Le président: «Disparue au point de vue commercial» veut dire qu'il est très peu probable qu'un jour le poisson atteigne de nouveau...en raison de la faible population du stock - j'essaie de parler en scientifique - il est très peu possible que l'espèce atteigne de nouveau sous peu une taille marchande. S'agit-il ici d'une espèce disparue au point de vue commercial?

M. Doubleday: Je suis enclin à penser que l'expression «disparue au point de vue commercial» veut dire «qui n'est pas en nombre suffisant pour qu'on songe à une pêche rentable». Mais si cela signifie pour vous qu'il est peu probable que la situation revienne à un niveau où une pêche commerciale est envisageable, je ne crois pas que nous ayons atteint ce stade.

Le président: Mais selon votre première définition de l'expression «disparue au point de vue commercial», le stock de morue du Nord est une espèce disparue au point de vue commercial. Quelle est votre définition? Et selon votre définition, la morue du Nord est-elle un stock disparu au point de vue commercial?

M. Doubleday: De façon générale, les scientifiques commencent vraiment à s'inquiéter lorsque les biomasses du stock de géniteurs tombent à environ 10 ou 15 p. 100 au-dessous des niveaux normaux. Dans le cas de la morue du Nord, nous sommes bien au-dessous...

Le président: On est 99 p. 100 au-dessous. Donc, si on dépasse les 10 ou 15 p. 100, les scientifiques sont inquiets, et nous sommes à 99 p. 100 dans ce cas-ci.

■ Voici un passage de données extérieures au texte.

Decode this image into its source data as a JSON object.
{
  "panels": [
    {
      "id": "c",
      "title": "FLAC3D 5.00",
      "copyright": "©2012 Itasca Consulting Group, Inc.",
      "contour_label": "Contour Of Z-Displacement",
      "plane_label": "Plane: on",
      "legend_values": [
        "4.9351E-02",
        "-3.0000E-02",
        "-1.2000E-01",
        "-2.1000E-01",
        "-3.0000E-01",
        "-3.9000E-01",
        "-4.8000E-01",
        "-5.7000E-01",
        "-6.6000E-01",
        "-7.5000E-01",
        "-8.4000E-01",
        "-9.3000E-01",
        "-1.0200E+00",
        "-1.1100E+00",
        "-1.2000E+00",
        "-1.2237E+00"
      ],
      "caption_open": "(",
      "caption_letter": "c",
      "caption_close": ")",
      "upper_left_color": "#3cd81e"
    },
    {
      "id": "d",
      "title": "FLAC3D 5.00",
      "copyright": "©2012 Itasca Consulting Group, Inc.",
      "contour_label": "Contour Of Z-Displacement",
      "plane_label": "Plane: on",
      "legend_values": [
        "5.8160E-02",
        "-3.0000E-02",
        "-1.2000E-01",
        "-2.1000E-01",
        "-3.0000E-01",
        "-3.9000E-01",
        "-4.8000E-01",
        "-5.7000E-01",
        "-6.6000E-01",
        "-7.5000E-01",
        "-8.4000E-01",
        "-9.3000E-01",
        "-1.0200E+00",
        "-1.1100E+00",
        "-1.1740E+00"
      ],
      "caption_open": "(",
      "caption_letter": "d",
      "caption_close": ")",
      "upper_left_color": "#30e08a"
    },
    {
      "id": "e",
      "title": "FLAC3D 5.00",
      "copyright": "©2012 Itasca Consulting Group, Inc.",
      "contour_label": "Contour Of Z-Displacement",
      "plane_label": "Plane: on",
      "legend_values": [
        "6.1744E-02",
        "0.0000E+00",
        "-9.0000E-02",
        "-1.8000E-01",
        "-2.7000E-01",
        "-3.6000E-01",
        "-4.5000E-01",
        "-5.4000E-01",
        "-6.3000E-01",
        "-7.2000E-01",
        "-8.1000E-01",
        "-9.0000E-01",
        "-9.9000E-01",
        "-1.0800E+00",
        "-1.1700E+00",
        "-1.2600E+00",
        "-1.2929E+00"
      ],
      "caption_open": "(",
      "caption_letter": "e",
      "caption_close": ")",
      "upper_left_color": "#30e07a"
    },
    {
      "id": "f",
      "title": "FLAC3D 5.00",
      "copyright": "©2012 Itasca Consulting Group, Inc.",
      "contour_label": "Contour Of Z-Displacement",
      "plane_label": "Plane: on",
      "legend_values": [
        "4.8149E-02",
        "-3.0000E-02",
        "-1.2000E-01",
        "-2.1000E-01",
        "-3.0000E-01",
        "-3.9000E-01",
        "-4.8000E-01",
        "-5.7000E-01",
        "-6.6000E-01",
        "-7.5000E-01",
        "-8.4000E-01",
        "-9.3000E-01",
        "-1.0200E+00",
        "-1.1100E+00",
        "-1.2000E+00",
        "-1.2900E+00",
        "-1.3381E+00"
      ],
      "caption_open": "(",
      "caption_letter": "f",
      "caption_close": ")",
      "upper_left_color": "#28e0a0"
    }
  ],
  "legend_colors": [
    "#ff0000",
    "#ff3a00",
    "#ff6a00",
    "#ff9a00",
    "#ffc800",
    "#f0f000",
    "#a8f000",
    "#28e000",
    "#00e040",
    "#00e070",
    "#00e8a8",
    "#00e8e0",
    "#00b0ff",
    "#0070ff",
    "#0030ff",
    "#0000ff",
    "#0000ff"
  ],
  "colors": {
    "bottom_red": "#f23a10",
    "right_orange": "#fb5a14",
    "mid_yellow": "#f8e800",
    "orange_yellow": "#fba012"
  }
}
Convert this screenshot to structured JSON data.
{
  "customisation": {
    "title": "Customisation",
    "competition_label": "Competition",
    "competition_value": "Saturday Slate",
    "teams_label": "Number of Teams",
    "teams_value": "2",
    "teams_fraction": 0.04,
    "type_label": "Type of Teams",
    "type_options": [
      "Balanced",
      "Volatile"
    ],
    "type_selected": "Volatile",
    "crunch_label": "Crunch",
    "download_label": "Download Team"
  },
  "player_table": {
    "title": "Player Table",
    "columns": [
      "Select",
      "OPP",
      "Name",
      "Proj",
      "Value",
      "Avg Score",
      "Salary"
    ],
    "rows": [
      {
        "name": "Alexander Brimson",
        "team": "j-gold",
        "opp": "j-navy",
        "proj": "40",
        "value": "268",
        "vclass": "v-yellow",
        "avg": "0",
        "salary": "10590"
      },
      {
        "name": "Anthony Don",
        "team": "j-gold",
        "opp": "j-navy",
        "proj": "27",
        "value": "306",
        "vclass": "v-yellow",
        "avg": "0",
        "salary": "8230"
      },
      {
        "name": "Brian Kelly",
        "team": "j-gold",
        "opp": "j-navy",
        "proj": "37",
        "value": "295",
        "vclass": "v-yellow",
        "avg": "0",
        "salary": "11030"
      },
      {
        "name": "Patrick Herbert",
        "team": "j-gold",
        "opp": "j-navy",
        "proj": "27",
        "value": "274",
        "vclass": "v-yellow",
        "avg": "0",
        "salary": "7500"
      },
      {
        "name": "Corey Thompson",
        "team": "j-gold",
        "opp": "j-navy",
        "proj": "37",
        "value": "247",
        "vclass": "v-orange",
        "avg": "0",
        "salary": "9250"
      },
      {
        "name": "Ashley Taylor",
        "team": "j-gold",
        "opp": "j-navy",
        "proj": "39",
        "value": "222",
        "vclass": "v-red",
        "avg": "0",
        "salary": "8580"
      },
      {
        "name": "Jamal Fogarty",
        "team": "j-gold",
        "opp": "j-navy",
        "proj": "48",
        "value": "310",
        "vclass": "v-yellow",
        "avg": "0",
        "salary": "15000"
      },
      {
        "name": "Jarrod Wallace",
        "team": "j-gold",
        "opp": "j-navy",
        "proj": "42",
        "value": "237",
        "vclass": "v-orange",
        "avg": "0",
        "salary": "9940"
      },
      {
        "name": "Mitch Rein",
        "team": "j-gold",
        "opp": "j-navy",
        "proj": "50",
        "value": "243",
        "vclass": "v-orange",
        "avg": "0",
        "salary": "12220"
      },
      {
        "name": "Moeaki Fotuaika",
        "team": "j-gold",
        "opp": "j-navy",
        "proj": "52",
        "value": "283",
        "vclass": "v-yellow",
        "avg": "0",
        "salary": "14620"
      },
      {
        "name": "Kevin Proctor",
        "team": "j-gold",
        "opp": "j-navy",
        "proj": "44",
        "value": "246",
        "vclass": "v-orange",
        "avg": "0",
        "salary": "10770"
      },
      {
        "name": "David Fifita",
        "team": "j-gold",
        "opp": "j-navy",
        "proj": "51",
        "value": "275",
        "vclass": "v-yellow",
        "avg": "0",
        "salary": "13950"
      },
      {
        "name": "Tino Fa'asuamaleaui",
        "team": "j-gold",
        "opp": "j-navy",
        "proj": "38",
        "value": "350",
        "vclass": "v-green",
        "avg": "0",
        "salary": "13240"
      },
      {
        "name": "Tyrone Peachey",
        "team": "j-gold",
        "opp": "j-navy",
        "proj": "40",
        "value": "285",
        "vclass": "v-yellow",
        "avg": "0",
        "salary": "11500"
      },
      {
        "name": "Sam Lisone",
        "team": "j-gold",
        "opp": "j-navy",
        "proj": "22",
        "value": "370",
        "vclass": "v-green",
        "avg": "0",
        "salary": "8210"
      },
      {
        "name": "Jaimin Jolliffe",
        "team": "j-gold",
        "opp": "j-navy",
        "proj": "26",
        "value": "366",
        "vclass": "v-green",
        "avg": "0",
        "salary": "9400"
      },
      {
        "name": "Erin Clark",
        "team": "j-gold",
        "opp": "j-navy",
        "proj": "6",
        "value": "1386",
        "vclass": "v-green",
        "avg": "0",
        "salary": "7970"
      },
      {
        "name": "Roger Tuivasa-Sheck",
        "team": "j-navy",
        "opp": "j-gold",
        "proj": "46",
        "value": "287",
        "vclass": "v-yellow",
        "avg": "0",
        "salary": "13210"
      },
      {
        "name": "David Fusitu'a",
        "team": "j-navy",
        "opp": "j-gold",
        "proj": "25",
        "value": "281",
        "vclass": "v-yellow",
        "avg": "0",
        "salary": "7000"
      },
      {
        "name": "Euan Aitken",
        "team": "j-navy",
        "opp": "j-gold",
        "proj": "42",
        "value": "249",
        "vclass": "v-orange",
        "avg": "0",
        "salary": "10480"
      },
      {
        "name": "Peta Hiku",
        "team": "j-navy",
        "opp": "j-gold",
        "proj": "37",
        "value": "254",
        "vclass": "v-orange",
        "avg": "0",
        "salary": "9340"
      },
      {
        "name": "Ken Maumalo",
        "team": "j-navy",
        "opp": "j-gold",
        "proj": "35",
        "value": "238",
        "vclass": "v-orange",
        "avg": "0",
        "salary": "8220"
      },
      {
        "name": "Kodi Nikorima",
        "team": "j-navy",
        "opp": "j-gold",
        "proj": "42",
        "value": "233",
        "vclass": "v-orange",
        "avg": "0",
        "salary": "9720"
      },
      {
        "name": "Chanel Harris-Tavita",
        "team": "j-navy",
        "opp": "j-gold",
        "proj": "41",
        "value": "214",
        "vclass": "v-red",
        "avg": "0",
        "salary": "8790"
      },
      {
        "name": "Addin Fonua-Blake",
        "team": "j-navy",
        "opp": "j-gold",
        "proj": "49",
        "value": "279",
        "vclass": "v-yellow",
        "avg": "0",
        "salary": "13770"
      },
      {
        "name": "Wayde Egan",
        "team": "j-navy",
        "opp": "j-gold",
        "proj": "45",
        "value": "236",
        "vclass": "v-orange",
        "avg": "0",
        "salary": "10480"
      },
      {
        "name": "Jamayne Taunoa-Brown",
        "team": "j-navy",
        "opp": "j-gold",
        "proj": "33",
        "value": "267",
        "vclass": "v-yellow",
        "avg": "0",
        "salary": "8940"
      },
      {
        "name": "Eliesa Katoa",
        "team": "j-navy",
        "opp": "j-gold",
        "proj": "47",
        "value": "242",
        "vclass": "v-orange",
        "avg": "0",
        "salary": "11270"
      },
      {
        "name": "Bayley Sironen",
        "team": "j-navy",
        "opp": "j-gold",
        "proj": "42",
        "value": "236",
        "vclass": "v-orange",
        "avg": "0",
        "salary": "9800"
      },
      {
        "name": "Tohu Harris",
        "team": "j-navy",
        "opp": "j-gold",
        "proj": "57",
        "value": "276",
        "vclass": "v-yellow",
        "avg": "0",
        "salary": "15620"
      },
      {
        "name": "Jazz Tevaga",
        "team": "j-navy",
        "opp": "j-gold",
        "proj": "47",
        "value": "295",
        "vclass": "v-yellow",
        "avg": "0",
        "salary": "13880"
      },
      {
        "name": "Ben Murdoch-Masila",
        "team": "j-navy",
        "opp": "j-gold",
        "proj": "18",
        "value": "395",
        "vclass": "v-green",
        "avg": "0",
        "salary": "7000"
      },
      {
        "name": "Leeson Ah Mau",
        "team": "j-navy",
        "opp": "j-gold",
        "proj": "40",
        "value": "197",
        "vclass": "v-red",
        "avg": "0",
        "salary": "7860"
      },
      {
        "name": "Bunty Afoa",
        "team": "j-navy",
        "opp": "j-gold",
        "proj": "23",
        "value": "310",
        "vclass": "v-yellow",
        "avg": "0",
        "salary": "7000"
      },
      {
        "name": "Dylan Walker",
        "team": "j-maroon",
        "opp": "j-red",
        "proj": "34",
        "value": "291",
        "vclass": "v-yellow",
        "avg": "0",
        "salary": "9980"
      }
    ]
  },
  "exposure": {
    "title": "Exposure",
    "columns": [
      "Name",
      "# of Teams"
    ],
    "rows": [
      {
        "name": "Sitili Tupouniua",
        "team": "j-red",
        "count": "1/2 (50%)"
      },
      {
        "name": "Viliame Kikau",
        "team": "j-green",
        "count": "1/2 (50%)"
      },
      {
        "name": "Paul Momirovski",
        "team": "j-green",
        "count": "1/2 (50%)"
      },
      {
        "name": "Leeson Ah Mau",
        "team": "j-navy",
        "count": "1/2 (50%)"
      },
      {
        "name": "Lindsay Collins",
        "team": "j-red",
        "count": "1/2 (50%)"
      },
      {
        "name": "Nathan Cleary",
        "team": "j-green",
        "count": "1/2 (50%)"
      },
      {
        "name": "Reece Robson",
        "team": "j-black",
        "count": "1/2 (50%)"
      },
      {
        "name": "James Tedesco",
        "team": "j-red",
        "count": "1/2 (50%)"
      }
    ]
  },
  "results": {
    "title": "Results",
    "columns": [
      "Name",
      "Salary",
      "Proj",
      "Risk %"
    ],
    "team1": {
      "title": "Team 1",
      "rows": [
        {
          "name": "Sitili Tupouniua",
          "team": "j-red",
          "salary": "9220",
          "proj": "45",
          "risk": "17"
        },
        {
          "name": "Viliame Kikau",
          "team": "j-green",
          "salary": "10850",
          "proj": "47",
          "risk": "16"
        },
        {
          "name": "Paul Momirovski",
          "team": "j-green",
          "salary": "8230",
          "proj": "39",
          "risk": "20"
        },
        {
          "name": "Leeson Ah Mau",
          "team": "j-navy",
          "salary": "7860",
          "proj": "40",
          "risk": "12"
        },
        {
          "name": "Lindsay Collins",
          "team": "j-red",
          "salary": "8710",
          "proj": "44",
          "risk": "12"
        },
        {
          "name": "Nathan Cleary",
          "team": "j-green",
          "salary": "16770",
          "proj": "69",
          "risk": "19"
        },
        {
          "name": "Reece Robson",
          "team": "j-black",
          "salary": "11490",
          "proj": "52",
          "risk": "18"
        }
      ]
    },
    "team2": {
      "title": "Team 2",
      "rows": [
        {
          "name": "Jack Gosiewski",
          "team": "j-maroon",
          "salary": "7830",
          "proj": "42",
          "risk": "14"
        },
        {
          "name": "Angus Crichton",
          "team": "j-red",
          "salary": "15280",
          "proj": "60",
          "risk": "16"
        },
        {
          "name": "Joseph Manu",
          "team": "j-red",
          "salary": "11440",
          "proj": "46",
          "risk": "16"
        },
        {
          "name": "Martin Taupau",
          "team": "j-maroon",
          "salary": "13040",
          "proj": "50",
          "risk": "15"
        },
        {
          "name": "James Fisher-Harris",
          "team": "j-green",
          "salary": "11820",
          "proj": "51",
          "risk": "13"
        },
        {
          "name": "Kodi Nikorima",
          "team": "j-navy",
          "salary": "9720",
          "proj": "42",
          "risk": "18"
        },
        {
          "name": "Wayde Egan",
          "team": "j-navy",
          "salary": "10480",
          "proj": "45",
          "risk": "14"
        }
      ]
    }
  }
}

M. Doubleday: C'est exact. Nous serions très préoccupés si on se livrait à n'importe quelle pêche à ce stade-ci. Or, qu'une pêche rentable de la morue du Nord soit possible ou pas à l'heure actuelle, c'est discutable. Notre évaluation se fonde principalement sur la population hauturière, que l'on pêche depuis 100 ans.

On trouve des morues dans les baies où elles passent l'hiver. Quelques pêcheurs locaux pourraient peut-être faire un peu d'argent en les pêchant. Je ne sais pas si on pourrait parler d'une pêche commercialement rentable.

Le président: Y a-t-il des statistiques, y a-t-il des données qui prouvent qu'un stock ayant été réduit à 1 p. 100 de sa taille de frai, la biomasse, se soit jamais rétabli? Dans l'affirmative, pouvez-vous me dire de quelle espèce il s'agissait?

M. Doubleday: Dans le cas de la morue, la meilleure illustration est le Groenland. Au cours des années 1800, la morue a emprunté la zone extracôtière du Groenland.

Le président: Le stock a-t-il jamais baissé à 1 p. 100?

M. Doubleday: À plusieurs reprises. On ne faisait pas d'étude à bord du navire de recherche à l'époque, mais à la lecture des registres, on a l'impression que la morue était tantôt absente, tantôt présente, puis de nouveau absente. Or, la morue du Groenland est liée à l'Islande... les larves s'y amoncellent poussées par le courant. Il s'agit donc de la progéniture de la morue provenant d'Islande. Lorsque les conditions sont favorables, un segment de reproduction extracôtier devient autosuffisant.

Le président: Mais je demandais s'il y avait des preuves scientifiques, des données quantifiables, montrant que quelque part dans le monde un stock ayant été réduit à 1 p. 100 avait survécu?

M. Doubleday: Dans le cas de certaines espèces pélagiques, celles qui vivent dans la tranche d'eau, c'est arrivé à plusieurs reprises.

Le président: Le hareng a-t-il baissé à ce point?

M. Doubleday: La sardine de Californie et l'anchois du Nord alternent, quand l'un augmente de l'ordre de 100 p. 100 l'autre diminue, et vice versa. Dans le cas du pilchard japonais, on peut en pêcher des millions de tonnes certaines années et par la suite quelques milliers de tonnes seulement.

Le président: Jusqu'à environ 1 p. 100?

M. Doubleday: Oui, dans cet ordre.

Donc, ça arrive.

.1405

Le président: Je vous remercie beaucoup de votre présence ici aujourd'hui. Nous savons combien la science est de nos jours un domaine difficile et, si imprécises que soient ses conclusions, elle nous est précieuse quand il s'agit de traiter d'un domaine aussi complexe que la pêche. Merci.

Nous reviendrons à 15h30, chers amis.